Nitekim kraliçe bir oğlan doğurdu. Kralın yaşlı annesi bu sevinçli haberi krala mektupla bildirdi. Haberci yola çıktı, ama uzun bir yol kat ettikten sonra bir dere kenarında biraz dinlendi. Bu sırada şeytan çıkageldi ve mektubu bir başkasıyla değiştirdi; ikinci mektupta kraliçenin dünyaya bir ucube getirdiği yazılıydı. Kral dehşet içinde kaldı, çok üzüldü ve cevap olarak kendi gelinceye kadar kraliçeye iyi bakmalarını yazdı.
Bu mektubu alan haberci yola çıktı, ama aynı yerde yine dinlenip uyuya kaldı. Şeytan yine ortaya çıktı, mektubu yine değiştirdi; bu mektupta kraliçenin çocuğuyla birlikte öldürülmesi isteniyordu.
Kralın yaşlı annesi ağlamaya başladı; yok yere suçsuzların kanı akıtılacaktı! O gece bir dişi geyik yakalattı, gözlerini ve dilini çıkarttıktan sonra onları sakladı. Sonra kraliçeye dönerek, "Seni kralın emrettiği gibi öldürtmem, ama burada daha fazla kalamazsın. Al çocuğunu buralardan uzaklaş ve sakın geri dönme!" dedi.
Çocuğu annesinin sırtına bağladı ve zavallı kraliçe ağlamaklı gözlerle oradan ayrıldı. Koskocaman, balta girmemiş bir ormana vardı; diz çökerek Tanrısına yalvardı. Derken Tanrının bir meleği gökten inerek onu, üzerinde "Burada oturan herkes özgürdür" yazılı ufacık bir eve götürdü. Evin içinden beyazlara bürünmüş genç bir bakire çıktı ve "Hoş- geldiniz kraliçem!" diyerek onu karşıladı. Sırtına bağlı olan çocuğu çözdü ve emzirmesi için ona verdi, sonra bebeği alıp minicik yatağına yatırdı.

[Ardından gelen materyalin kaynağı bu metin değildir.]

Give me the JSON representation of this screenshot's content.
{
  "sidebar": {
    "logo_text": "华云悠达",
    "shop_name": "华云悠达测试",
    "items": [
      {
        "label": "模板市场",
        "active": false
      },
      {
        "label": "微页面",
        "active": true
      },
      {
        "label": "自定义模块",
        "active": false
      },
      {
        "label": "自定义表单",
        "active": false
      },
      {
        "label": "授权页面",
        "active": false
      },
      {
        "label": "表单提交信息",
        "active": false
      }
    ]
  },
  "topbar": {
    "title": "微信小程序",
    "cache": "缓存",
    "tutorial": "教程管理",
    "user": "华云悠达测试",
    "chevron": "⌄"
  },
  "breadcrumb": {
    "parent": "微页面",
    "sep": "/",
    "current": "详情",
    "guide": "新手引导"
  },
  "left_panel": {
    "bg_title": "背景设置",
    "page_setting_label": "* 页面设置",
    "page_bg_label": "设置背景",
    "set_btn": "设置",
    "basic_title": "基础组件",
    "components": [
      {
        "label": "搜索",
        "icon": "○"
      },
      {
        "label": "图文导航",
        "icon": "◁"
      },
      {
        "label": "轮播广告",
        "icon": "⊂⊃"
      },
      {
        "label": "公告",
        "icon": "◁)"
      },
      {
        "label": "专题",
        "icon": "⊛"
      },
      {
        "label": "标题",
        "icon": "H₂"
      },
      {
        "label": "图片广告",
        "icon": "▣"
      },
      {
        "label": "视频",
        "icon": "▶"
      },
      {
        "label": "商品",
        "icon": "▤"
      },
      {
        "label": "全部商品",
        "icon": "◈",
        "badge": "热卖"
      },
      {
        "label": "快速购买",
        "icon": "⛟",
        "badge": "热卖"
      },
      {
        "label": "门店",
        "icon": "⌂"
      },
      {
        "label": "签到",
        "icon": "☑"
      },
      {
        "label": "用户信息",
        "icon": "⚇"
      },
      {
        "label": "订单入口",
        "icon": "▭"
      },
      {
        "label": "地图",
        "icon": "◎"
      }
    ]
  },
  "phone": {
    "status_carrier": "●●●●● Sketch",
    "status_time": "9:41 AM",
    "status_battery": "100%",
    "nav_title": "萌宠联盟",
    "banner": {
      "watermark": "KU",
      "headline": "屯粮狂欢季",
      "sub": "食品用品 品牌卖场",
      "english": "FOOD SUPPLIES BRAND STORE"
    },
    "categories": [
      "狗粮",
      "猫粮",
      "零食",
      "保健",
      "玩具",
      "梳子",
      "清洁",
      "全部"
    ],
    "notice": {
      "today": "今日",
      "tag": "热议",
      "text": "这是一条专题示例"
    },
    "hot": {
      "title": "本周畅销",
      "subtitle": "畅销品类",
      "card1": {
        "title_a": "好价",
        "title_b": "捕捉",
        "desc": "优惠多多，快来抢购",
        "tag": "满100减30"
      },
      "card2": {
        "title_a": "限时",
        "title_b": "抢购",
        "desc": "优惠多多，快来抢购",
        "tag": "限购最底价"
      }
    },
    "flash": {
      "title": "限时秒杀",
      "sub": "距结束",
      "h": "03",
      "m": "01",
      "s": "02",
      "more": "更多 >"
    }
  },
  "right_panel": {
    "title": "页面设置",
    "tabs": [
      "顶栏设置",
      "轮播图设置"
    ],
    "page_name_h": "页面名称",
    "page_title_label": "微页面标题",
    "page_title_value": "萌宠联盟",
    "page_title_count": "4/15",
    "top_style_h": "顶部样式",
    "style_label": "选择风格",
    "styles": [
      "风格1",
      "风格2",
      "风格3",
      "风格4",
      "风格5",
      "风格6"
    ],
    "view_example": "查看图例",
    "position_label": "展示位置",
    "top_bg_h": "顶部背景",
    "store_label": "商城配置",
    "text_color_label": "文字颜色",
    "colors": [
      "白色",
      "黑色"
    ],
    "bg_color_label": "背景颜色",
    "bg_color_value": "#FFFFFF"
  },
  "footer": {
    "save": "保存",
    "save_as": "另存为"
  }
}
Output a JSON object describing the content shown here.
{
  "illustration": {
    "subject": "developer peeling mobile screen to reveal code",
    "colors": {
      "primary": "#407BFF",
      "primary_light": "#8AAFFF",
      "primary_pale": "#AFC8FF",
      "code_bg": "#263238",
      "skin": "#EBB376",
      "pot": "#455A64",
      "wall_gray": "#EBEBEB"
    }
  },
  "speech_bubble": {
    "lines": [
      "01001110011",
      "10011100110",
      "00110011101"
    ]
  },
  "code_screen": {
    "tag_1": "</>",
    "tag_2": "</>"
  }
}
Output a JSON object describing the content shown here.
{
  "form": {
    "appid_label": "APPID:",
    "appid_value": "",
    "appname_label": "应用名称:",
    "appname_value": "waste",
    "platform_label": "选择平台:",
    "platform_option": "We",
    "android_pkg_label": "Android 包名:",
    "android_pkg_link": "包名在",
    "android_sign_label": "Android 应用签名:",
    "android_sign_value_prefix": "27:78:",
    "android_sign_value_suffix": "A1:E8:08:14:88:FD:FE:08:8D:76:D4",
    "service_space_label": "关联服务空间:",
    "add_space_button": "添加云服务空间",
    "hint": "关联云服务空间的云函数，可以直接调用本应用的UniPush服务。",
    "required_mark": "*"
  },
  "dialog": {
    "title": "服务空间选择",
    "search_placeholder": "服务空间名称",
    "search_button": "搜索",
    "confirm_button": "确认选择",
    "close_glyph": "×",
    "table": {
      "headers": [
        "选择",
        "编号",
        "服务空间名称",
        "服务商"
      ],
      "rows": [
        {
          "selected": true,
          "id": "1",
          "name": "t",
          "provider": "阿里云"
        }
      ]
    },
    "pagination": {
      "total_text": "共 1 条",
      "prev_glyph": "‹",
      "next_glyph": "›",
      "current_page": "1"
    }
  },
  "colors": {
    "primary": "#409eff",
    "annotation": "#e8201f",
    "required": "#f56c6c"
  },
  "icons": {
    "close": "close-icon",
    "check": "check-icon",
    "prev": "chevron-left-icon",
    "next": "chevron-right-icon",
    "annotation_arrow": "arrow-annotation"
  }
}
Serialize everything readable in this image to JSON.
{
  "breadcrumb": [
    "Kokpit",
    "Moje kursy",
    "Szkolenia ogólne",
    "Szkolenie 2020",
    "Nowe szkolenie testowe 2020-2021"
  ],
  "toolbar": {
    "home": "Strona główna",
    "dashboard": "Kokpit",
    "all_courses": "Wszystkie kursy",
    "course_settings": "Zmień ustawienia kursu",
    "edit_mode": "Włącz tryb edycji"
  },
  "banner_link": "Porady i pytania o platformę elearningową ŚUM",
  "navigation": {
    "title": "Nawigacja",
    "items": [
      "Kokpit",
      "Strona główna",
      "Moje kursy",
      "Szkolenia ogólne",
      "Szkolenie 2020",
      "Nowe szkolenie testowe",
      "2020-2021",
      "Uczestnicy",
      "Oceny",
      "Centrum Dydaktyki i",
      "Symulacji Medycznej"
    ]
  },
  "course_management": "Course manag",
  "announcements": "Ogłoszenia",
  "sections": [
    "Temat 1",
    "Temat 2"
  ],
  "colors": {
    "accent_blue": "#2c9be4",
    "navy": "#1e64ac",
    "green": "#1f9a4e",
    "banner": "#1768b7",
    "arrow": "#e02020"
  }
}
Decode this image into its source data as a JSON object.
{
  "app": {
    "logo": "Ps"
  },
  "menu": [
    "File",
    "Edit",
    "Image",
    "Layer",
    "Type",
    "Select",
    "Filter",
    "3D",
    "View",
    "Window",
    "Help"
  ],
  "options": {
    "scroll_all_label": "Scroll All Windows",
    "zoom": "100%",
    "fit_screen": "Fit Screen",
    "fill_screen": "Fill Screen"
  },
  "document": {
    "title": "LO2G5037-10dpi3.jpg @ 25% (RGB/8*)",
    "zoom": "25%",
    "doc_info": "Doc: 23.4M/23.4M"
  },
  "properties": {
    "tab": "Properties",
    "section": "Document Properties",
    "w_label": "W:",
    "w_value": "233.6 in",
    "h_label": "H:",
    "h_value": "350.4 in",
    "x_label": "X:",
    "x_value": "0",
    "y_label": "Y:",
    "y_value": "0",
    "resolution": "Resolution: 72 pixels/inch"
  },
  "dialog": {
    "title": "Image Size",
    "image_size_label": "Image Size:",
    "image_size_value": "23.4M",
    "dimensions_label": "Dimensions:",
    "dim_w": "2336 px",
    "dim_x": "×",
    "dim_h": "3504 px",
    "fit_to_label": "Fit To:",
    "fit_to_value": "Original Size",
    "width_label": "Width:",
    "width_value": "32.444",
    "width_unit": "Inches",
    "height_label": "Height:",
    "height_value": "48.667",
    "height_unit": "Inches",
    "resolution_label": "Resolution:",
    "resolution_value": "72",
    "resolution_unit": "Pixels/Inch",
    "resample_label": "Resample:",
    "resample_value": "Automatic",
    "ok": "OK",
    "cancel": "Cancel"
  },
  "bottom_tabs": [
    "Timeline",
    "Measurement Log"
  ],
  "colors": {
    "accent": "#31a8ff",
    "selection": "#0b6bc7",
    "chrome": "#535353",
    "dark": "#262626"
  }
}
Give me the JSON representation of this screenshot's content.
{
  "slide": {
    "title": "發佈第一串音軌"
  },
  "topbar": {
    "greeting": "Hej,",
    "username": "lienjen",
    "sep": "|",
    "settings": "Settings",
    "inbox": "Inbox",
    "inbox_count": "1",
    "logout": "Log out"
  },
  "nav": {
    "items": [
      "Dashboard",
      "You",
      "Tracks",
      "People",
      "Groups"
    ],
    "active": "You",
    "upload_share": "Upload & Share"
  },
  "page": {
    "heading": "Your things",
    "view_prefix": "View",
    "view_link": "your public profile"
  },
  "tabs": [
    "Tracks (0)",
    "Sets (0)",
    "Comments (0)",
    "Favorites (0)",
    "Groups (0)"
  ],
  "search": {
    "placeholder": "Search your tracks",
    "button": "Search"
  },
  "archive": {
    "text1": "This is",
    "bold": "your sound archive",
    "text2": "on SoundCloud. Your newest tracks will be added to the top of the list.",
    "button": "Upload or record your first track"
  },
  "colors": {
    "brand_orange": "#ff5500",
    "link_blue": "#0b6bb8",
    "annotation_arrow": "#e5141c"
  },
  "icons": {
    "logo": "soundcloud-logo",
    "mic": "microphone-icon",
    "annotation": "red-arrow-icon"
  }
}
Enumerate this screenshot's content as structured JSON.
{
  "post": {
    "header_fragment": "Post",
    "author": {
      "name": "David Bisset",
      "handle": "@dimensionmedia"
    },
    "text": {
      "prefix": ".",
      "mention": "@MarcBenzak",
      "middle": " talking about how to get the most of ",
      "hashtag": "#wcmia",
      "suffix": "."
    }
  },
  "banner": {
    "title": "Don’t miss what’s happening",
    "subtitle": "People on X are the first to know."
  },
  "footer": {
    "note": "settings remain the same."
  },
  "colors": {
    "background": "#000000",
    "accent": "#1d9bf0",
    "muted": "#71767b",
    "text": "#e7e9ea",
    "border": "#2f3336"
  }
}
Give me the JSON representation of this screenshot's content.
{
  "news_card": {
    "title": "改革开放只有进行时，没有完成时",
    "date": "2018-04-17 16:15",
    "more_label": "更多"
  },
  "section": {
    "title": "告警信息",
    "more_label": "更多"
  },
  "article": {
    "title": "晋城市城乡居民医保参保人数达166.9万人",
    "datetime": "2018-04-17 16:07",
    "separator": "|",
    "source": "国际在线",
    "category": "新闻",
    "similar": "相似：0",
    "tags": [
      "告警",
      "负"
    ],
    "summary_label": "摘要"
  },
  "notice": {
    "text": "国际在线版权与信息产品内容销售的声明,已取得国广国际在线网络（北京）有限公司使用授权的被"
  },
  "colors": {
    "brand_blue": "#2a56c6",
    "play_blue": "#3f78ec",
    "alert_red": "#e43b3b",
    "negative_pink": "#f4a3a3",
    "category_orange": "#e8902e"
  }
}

"Kraliçe olduğumu nereden biliyorsunuz?" diye sordu genç anne.
"Ben bir meleğim. Beni Tanrı gönderdi; sana ve bebeğine bakmam için!" diye cevap verdi beyazlı kadın.
Genç kraliçe bu evde yedi yıl yaşadı; kendisine iyi bakıldı ve dini bütün olduğu için Tanrı'nın inayetiyle kesik elleri yeniden çıktı.
Sonunda kral savaştan döndü ve ilk iş olarak karısını ve çocuğu görmek istedi. Ama yaşlı annesini ağlar buldu.
"Sen ne kötü kalpli adamsın! Nasıl bir mektup yazdın bana? İki tane masumu öldürteymişim!" diyerek şeytanın değiştirdiği mektupları gösterdi. "Ben de ne emrettinse onu yaptım!"
Kanıt olarak da ona geyiğin dilini ve gözlerini gösterdi. Bunun üzerine kral, ölen karısı ve oğlu için hüngür hüngür ağlamaya başlayınca annesi onun bu haline acıdı.
"Hadi hadi sevin, o yaşıyor. Ben bir dişi geyik bulup onun diliyle gözlerini çıkarttım; çocuğunu da eşinin sırtına bağlayıp onları gönderdim. Bana bir daha geri dönmeyeceğine dair söz verdi, çünkü sen çok kızmıştın!" dedi.
"Gece gündüz demeden yollara düşeceğim. Sevgili karımı ve çocuğumu buluncaya kadar ne yiyeceğim ne de içeceğim! Umarım şimdiye kadar açlıktan ölmemişlerdir!" diye cevap verdi kral.
Yedi yıl boyunca onları her taşın altında, her mağarada aradı. Bulamayınca da öldüklerini sandı. Bu süre içinde yemedi içmedi, ama Tanrı onu hayatta tuttu. Sonunda büyük bir ormana geldi. Orada ufacık bir ev buldu; kapısının üzerindeki tabelada "Burada oturan herkes özgürdür" yazıyordu. Derken evin içinden beyazlara bürünmüş bakire çıktı. Kralın elinden tuttu ve "Hoşgeldiniz kral hazretleri!" diyerek ona nereden geldiğini sordu.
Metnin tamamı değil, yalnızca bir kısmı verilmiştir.